= Protein turnover =

Replacement of broken-down proteins

Example protein half-lives
| Name | Half-Life |
|---|---|
| Collagen | 117 years |
| Eye lens crystallin | >70 years |
| RFC1 | 9 hours |
| RPS8 | 3 hours |
| Ornithine decarboxylase | 11 minutes |

In cell biology, protein turnover refers to the replacement of older proteins as they are broken down within the cell. Different types of proteins have very different turnover rates.

A balance between protein synthesis and protein degradation is required for good health and normal protein metabolism. More synthesis than breakdown indicates an anabolic state that builds lean tissues, more breakdown than synthesis indicates a catabolic state that burns lean tissues. According to D.S. Dunlop, protein turnover occurs in brain cells the same as any other eukaryotic cells, but that "knowledge of those aspects of control and regulation specific or peculiar to brain is an essential element for understanding brain function."

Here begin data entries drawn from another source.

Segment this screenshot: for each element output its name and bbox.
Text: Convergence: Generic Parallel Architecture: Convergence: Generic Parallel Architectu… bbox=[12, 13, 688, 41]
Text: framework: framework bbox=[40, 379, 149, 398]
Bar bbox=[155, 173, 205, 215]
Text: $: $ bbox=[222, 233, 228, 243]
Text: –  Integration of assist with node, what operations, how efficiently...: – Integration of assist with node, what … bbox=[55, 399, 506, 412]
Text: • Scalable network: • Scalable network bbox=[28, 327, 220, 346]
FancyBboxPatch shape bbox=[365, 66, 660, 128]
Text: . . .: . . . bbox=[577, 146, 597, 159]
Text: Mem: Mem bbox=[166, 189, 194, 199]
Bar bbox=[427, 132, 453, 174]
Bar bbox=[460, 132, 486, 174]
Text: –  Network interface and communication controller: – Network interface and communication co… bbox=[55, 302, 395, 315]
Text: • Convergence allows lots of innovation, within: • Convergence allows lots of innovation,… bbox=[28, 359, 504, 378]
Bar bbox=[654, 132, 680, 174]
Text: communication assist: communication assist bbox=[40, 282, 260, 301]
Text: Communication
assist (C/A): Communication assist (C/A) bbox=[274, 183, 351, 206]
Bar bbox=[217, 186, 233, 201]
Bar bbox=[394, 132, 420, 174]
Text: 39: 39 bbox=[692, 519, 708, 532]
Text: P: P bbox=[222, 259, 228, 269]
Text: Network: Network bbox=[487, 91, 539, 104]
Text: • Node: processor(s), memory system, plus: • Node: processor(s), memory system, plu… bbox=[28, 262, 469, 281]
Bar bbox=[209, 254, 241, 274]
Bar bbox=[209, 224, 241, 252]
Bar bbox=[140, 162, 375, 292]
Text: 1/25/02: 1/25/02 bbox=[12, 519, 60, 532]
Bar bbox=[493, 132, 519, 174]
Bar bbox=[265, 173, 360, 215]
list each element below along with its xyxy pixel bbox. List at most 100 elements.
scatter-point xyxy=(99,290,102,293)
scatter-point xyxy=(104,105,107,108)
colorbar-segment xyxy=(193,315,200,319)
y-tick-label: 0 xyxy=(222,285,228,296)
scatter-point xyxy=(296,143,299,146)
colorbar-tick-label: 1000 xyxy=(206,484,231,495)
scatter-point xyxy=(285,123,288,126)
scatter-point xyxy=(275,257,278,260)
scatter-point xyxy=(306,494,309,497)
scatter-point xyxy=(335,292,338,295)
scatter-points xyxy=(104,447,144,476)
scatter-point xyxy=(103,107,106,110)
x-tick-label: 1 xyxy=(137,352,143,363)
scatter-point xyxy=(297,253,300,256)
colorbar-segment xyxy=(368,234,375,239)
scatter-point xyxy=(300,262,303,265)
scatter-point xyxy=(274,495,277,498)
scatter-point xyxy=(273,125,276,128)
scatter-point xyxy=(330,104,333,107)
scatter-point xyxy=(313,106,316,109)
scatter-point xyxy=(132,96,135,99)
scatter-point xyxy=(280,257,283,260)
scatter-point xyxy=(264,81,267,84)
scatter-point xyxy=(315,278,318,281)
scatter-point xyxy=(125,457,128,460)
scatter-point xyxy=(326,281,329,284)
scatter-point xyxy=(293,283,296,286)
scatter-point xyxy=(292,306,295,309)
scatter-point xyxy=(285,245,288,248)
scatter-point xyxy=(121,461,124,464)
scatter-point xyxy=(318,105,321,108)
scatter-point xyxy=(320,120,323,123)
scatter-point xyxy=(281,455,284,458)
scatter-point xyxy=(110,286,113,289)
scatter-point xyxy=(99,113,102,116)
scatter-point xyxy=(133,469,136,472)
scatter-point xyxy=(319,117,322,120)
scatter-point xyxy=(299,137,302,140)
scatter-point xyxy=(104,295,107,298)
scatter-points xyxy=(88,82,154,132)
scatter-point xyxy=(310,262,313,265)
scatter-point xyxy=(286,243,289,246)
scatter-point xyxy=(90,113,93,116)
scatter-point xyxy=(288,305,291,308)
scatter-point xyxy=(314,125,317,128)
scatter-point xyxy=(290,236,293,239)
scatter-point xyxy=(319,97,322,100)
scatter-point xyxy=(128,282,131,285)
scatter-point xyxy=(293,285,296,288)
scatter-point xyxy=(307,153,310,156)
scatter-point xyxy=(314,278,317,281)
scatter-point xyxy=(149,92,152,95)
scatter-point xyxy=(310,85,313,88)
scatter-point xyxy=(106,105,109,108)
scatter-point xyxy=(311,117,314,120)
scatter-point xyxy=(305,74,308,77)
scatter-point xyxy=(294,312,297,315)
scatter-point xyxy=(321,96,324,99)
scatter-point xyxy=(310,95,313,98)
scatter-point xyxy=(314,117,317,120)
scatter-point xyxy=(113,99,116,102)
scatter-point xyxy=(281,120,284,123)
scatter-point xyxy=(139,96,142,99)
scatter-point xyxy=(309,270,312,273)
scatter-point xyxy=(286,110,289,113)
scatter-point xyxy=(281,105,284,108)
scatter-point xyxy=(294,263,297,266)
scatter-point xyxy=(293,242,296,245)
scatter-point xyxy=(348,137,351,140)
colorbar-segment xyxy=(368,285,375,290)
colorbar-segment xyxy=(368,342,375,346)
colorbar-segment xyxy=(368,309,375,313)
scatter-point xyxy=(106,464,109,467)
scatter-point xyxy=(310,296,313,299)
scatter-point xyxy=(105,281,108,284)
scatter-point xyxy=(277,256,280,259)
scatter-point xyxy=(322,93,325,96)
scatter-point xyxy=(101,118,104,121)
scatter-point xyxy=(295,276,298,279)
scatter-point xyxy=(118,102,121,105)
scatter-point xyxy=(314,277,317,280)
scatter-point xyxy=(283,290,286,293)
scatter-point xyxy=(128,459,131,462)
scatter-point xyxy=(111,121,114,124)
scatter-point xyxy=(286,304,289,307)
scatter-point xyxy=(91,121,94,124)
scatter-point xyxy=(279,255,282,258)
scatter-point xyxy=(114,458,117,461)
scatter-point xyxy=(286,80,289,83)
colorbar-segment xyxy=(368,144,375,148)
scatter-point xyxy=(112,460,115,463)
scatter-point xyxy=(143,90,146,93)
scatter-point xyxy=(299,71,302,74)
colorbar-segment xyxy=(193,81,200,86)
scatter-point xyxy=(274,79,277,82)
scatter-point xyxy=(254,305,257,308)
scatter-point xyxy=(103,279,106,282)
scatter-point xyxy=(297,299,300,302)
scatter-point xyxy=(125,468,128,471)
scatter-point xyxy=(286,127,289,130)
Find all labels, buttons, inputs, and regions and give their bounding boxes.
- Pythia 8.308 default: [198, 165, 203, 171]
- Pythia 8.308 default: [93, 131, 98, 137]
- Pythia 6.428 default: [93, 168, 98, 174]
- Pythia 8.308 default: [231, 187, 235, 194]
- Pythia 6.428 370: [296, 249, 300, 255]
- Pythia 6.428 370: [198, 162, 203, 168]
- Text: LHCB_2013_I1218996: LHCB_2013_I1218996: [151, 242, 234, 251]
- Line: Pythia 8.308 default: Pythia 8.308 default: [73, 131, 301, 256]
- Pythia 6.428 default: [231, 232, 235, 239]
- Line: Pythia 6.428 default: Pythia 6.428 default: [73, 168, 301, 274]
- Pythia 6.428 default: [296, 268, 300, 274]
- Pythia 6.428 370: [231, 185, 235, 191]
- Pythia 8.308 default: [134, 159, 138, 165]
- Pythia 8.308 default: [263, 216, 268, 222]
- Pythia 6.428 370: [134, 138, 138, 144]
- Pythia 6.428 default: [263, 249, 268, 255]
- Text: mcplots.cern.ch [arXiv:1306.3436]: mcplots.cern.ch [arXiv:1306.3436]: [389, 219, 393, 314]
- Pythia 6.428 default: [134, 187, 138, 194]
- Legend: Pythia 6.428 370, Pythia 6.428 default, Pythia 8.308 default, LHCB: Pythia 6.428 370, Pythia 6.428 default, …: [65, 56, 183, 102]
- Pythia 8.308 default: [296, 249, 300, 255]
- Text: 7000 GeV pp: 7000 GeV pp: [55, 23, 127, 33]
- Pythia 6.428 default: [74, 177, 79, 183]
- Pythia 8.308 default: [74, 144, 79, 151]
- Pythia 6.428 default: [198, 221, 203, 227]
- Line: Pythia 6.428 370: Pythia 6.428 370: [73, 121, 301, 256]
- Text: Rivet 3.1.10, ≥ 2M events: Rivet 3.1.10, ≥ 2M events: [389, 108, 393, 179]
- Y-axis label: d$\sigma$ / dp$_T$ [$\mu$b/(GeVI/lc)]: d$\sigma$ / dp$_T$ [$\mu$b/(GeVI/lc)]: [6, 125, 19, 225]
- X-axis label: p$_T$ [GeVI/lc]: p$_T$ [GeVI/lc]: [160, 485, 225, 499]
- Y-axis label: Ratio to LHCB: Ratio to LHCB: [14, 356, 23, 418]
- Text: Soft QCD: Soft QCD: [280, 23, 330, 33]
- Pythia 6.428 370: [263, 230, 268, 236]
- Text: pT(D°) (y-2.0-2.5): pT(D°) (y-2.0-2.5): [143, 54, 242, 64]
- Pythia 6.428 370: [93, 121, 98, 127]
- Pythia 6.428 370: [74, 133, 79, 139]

Protein turnover is believed to decrease with age in all senescent organisms including humans. This results in an increase in the amount of damaged protein within the body.

== Protein turnover in the exercise science ==
Four weeks of aerobic exercise has been shown to increase skeletal muscle protein turnover in previously unfit individuals. A diet high in protein increases whole body turnover in endurance athletes.

Some bodybuilding supplements claim to reduce the protein breakdown by reducing or blocking the number of catabolic hormones within the body. This is believed to increase anabolism. However, if protein breakdown falls too low then the body would not be able to remove muscle cells that have been damaged during workouts which would in turn prevent the growth of new muscle cells.